NASCAR The Game includes several races modes, including Quick Race (a.k.a. Single Race or Race Now), Single Season, Track Testing, and offline Split-Screen.
In its initially release, NTG's career mode was simply a more in-depth version of season mode, in which the player would control one of the featured NASCAR drivers through the course of a season. It included minimal management roles, such as unlocking sponsorship over the course of the mode.
Beginning in NASCAR The Game: Inside Line, a new more in-depth career mode was introduced, similar to that of NASCAR Thunder 2004. The player assumes the role of a rookie Sprint Cup Series driver, managing the day-to-day operations of a startup single-car-team (though it is implied that there is a principal team owner). The player is placed in a two-lap test session (typically at Indianapolis Motor Speedway or Auto Club Speedway) to evaluate driving skill, with the game suggesting assist levels for the mode moving forward. The player is then placed in a minimally or unsponsored ride with bottom-end equipment, but can earn primary and associate sponsorship and in-game-credits towards equipment upgrades. In NTG: Inside Line and its PC counterpart NTG: 2013, the player is placed in a Sprint-sponsored car, with paint schemes dictated by the primary sponsor, and associate sponsor placement determined by the game. For NASCAR '14, the career mode was further expanded, including the utilization of the Paint Booth to create custom career paint schemes and allow the user to choose the placement of sponsor logos. The equipment management aspect was also expanded, including the necessity to purchase individual car components such as engines and car bodies, and the ability to invest in research and development.
NASCAR Highlights is a game mode which takes the player through real-life situations from the preceding Sprint Cup Series season. The mode is a successor to the Lightning Challenges (later the Dodge Challenges) from the EA Sports NASCAR series. Like the A.I., the scenarios are constructed using in-race telemetry.
This mode allows the player to run test laps against a "ghost car" of a Sprint Cup Series driver, with the objective of beating their real-life best lap from the previous season. It resembles the "Thunder Licence" mode from NASCAR Thunder 2004, although unlike in NASCAR Thunder, no rewards are given for beating the best lap.
NTG allows up to 16 players to compete in online races. Online leagues were added in NASCAR '14. The online mode does not, however, feature A.I. cars to fill out a full field.

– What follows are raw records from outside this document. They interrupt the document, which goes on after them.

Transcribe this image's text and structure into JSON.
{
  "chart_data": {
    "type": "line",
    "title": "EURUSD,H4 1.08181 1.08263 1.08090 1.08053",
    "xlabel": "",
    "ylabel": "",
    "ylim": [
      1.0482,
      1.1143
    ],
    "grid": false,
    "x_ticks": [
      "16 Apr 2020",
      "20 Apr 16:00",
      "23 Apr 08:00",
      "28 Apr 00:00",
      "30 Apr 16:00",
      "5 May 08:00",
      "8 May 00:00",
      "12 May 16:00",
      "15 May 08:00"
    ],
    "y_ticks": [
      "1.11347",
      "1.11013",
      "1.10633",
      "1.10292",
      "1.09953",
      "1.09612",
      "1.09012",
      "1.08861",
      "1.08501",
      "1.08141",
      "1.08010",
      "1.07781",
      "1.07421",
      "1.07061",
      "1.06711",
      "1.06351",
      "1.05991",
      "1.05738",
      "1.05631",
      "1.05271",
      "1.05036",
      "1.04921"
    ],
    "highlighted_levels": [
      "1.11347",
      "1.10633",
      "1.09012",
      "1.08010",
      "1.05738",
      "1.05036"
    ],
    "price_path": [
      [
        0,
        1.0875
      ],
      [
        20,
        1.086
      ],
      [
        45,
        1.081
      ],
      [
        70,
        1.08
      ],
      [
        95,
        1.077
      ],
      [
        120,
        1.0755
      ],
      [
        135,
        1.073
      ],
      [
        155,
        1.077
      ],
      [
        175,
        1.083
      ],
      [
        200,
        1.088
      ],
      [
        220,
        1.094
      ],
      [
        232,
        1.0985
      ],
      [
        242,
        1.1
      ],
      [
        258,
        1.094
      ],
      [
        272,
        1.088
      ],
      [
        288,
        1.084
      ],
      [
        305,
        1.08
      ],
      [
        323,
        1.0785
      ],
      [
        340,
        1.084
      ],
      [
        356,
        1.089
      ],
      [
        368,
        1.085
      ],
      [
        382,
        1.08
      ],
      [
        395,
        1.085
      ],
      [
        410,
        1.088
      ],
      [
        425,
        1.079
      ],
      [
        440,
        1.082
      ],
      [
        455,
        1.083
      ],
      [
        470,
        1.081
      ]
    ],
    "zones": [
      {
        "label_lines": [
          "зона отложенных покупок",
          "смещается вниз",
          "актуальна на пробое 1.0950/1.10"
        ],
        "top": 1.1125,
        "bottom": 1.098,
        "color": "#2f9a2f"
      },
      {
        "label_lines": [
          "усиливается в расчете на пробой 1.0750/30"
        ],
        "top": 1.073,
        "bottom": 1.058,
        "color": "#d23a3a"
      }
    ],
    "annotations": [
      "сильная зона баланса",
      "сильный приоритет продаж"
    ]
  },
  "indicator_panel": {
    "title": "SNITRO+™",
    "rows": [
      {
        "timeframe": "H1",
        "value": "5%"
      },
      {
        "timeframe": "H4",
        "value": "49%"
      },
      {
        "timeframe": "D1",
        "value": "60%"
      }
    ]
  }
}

Car liveries and drivers featured
Like its predecessor titles, the NASCAR The Game installments featured part-time drivers, Xfinity Series (formerly Nationwide Series) and Camping World Truck Series drivers as field fillers. The exclusion of certain teams is due to licensing deadlines or lack of interest from certain teams. NASCAR The Game: Inside Line is the only game in the series to feature 43 licensed Sprint Cup Series entries upon release.
NTG titles feature several "special" or associate sponsor paint schemes in addition to primary schemes. Beginning with NASCAR The Game: Inside Line, each scheme was designed to replicate its real-life counterpart in a specific race, as opposed to schemes designed in conjunction with team and sponsor input. For example, David Ragan's 2012 Al's Liners/Scorpion Window Film scheme, which had minor changes over the course of the season, was designed in the game to replicate the version run in the Daytona 500. While NTG: Inside Line included over 120 schemes, additional schemes in later games required the purchase of DLC.